Konnagar municipality of West Bengal has become the country’s first civic body to issue “identity cards” for 28 species of commonly found trees as part of a move to create awareness about their ability to absorb carbon dioxide.
The cards, which were issued on Tuesday, contain pictures of the trees, species name, location and the amount of carbon dioxide absorbed by the trees.
Fifty students and more than 30 teachers from nine schools, over a dozen staff of the municipality and a team of scientists of Konnagar, located about 30 km from state capital Kolkata, worked for nearly one-and-half months to prepare the identity cards.
“We are the first municipal body in India, and probably in Asia too, to undertake such a project. There are 20 wards in our municipality and the project took into account all the major trees in these wards,” said Bappaditya Chatterjee, chairman of the civic body.
“Just like your office identity card mentions your name and reveals the position you hold, these ID cards mention the tree species, its location and mention how much carbon dioxide it absorbs to mitigate the effects of air pollution,” said Abhijit Mitra, the former head of Calcutta University’s marine science department who is leading the project.
Experts said such identification has become important because trees are being felled in the name of development while authorities are indiscriminately planting trees without knowledge of the ability of species to clean the air.

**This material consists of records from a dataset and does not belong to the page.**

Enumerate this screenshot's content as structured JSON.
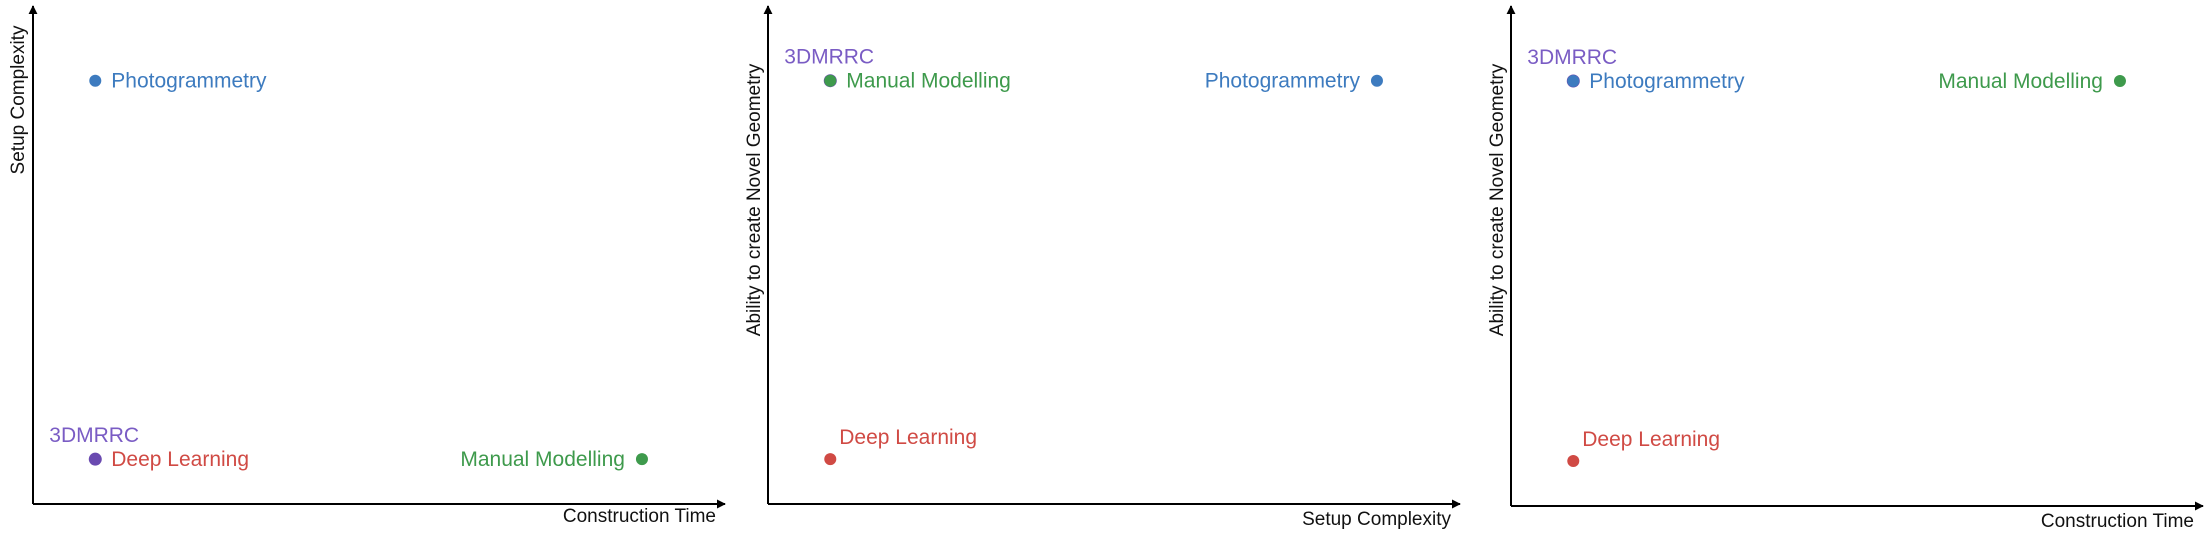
{
  "colors": {
    "axis": "#000000",
    "photogrammetry": "#3d7bbf",
    "3dmrrc": "#6a4ab0",
    "deep_learning": "#d04a44",
    "manual_modelling": "#3e9a4c",
    "label_3dmrrc": "#7a5cc4"
  },
  "chart_data": [
    {
      "type": "scatter",
      "xlabel": "Construction Time",
      "ylabel": "Setup Complexity",
      "xlim": [
        0,
        1
      ],
      "ylim": [
        0,
        1
      ],
      "grid": false,
      "points": [
        {
          "name": "Photogrammetry",
          "x": 0.09,
          "y": 0.85,
          "color_key": "photogrammetry",
          "label_side": "right"
        },
        {
          "name": "3DMRRC",
          "x": 0.09,
          "y": 0.09,
          "color_key": "3dmrrc",
          "label_side": "above-left"
        },
        {
          "name": "Deep Learning",
          "x": 0.09,
          "y": 0.09,
          "color_key": "deep_learning",
          "label_side": "right"
        },
        {
          "name": "Manual Modelling",
          "x": 0.88,
          "y": 0.09,
          "color_key": "manual_modelling",
          "label_side": "left"
        }
      ]
    },
    {
      "type": "scatter",
      "xlabel": "Setup Complexity",
      "ylabel": "Ability to create Novel Geometry",
      "xlim": [
        0,
        1
      ],
      "ylim": [
        0,
        1
      ],
      "grid": false,
      "points": [
        {
          "name": "3DMRRC",
          "x": 0.09,
          "y": 0.85,
          "color_key": "3dmrrc",
          "label_side": "above-left"
        },
        {
          "name": "Manual Modelling",
          "x": 0.09,
          "y": 0.85,
          "color_key": "manual_modelling",
          "label_side": "right"
        },
        {
          "name": "Photogrammetry",
          "x": 0.88,
          "y": 0.85,
          "color_key": "photogrammetry",
          "label_side": "left"
        },
        {
          "name": "Deep Learning",
          "x": 0.09,
          "y": 0.09,
          "color_key": "deep_learning",
          "label_side": "above-right"
        }
      ]
    },
    {
      "type": "scatter",
      "xlabel": "Construction Time",
      "ylabel": "Ability to create Novel Geometry",
      "xlim": [
        0,
        1
      ],
      "ylim": [
        0,
        1
      ],
      "grid": false,
      "points": [
        {
          "name": "3DMRRC",
          "x": 0.09,
          "y": 0.85,
          "color_key": "3dmrrc",
          "label_side": "above-left"
        },
        {
          "name": "Photogrammetry",
          "x": 0.09,
          "y": 0.85,
          "color_key": "photogrammetry",
          "label_side": "right"
        },
        {
          "name": "Manual Modelling",
          "x": 0.88,
          "y": 0.85,
          "color_key": "manual_modelling",
          "label_side": "left"
        },
        {
          "name": "Deep Learning",
          "x": 0.09,
          "y": 0.09,
          "color_key": "deep_learning",
          "label_side": "above-right"
        }
      ]
    }
  ]
}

“If we know which species absorb more carbon dioxide than others and plant only those species, we can better tackle the problem of carbon dioxide. Carbon dioxide is a greenhouse gas which triggers global warming,” said Mitra.
Trees such as Gulmohar (Krishnachura), Subabul, Kadam, Jamun and Bakul have been found to absorb the maximum carbon dioxide and store it in their woody trunks.
Other large trees such as Neem, Banyan and Peepal absorb less carbon dioxide. Neem and Banyan are useful when it comes to the absorption of lead.
Next, the researchers plan to carry out a similar study on the trees in Kolkata. Similar studies were earlier conducted in Keshtopur, Sector V of Salt Lake and Kalinganagar in Odisha.
The team will measure the volume of trees with laser technology. From the volume and density of the wood, the tree’s biomass will be ascertained. The results will be fed into a hi-tech CHN analyser machine to ascertain the carbon content.
A few cities around the world, mostly in the US, have done similar studies to ascertain the carbon content in trees.
“A full grown Gulmohar tree was found to store nearly 180 tons of carbon. This means if we plant a Gulmohar sapling, it will absorb more than 650 tons of carbon dioxide a year when fully grown,” said Nabonita Pal, one of the team members.
“On the other hand, it would also mean that if we cut down a full grown Gulmohar tree, we are allowing around 650 tons of carbon dioxide to be added to the air.”